Deep Thinkers "Necks Move" (Datura Records)

Hailing from Kansas City, Missouri, about as unlikely a North American hip-hop landmark as there is, Deep Thinkers have the element of surprise on their side, and the freedom perhaps that comes with few expectations. But let’s make it clear, that while these factors provide an additional punch to their album, Necks Move would hold its own under any other circumstances, because it is simply a great record that provides fulfilling listening.

The pair of MC Brother of Moses and producer Leonard D. Stroy bear some similarities to Bay Area crew Zion I in their willingness to incorporate elements of other production styles in their boom-bap. Many tracks have a slightly futuristic edge, inspired perhaps from experimental drum programming some electronica producers utilize. But there’s nothing abstract here. Their beats do what the album title suggests and set heads to bobbin’, while the sonic backdrops provide for rich listening. “Movin’ On” featuring label mate Approach incorporates future funk, with warm keys and wicked scratches. “Bottled Slaughter” is a musically epic and lyrically incisive catalog of socio-political topics such as environmental issues and corporate greed set against a cinematic backdrop of exotic and primal instrumentation which transcends the realm of typical hip-hop.

While their name, Deep Thinkers, may suggest an overly wordy, pseudo-intellectual sense of self, all lyrical evidence points instead to an intelligent, informed point of view expressed deftly and without pretentiousness. Perhaps the most telling track on the album in terms of revealing self is “We Live In Kansas City.” They speak volumes about their point of view with the following lines: “I live in Kansas City and I don’t drive a monster truck…I’ll pass a rack of ribs up…I don’t roll the streets with heat” and “I open minds with my rhymes….can’t sound silly talking about pimpin’ in front of the children.”
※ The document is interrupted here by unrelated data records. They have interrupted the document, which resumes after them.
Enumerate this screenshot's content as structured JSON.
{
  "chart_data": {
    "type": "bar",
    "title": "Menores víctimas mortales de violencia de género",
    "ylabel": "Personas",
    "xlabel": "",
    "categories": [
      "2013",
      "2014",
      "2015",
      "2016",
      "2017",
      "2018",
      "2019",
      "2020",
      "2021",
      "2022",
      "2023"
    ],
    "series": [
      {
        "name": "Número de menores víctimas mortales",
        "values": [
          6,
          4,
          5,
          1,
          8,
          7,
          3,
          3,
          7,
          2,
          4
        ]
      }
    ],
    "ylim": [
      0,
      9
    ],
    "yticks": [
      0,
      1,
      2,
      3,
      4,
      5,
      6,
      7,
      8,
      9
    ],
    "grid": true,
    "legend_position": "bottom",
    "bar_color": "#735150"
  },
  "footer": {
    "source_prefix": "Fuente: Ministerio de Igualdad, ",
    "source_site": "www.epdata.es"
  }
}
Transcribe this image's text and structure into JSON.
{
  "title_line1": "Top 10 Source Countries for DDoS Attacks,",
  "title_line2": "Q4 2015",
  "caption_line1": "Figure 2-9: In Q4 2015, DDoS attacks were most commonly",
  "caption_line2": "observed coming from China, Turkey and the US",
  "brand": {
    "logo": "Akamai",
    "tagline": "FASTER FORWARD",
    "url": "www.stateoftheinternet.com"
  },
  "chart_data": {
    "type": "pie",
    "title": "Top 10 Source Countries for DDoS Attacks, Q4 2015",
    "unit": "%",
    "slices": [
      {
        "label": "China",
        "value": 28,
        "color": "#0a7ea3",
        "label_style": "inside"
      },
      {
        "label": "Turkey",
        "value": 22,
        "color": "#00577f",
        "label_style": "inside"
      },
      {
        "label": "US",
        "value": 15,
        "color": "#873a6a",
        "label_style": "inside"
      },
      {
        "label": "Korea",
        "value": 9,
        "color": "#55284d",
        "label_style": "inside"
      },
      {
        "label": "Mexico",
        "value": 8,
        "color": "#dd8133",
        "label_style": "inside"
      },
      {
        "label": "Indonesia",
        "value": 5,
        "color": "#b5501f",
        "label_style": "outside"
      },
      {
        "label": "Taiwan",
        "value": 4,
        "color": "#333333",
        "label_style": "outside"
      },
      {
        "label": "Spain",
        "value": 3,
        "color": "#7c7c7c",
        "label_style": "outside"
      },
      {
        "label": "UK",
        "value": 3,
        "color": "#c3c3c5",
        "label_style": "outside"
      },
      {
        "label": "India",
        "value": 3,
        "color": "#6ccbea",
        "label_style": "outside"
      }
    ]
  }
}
Necks Move is a rarity in that delivers lyrics and production of equally satisfying proportions. It’s one of those albums that works well on a superficial level, the album title overtly stating this purpose, but has much more to reveal upon closer inspection and repeated playing. Necks Move is recommended listening for any hip-hop head looking for something different, and even for those looking to be re-inspired by the possibilities of hip-hop.